I spent the first three years of my career at a small agency/consulting firm. We did a combination of standard application development and technical management consulting work. We had problems with code quality decline in older projects, issues with pushing out solutions quickly, and we had very poor feedback loops into our software.
We tried to write quality software and did plenty of testing. The biggest gap was that we sold cloud native architectures to our clients, but we never actually ran cloud native software ourselves.
One the companies strengths was that our Project Managers would interface with your Product Owners and business analysts to make sure we were building the right software for clients. And because our clients were bureaucratic cable companies we needed a lot of Project Managers to work with the clients’ bureaucracies. So we ran all the latest Scaled Agile frameworks and helped train our clients to use them.
I moved to one of the biggest tech companies recently and here we also have problems with code quality in older projects, but this company has much better feedback loops and takes a little more time on developing and vetting solutions.

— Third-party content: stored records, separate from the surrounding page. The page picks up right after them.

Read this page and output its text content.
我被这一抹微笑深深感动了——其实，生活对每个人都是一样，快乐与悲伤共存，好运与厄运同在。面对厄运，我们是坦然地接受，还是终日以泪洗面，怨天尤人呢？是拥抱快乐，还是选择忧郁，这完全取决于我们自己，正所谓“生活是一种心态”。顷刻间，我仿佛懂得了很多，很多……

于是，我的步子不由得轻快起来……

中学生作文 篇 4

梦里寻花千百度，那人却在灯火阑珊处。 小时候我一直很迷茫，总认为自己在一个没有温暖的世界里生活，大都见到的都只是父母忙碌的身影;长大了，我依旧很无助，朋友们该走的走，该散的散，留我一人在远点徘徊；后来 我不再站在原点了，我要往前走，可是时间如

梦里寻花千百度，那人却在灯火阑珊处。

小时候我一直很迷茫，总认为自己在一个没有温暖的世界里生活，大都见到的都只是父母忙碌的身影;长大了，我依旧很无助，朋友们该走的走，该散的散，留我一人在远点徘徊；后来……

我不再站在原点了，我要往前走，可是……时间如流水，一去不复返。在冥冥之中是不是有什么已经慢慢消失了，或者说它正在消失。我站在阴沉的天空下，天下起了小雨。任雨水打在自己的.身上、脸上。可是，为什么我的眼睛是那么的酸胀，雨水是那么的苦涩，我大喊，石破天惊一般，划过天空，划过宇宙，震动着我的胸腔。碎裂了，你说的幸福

Its funny that we spent a lot of time at my last job building continuous delivery pipelines for our clients, but I still never got to work with one. Here at BigTech we have full CD to production despite running one of the biggest websites in the world.
On the process side, Project Managers don’t exist at all. And there is a lot less ‘Agile’ process on my team. Engineering design is handled with more formal design documents and design review meetings. Designs are written in documents instead of being hashed out on whiteboards during a meeting and only partially documented after that.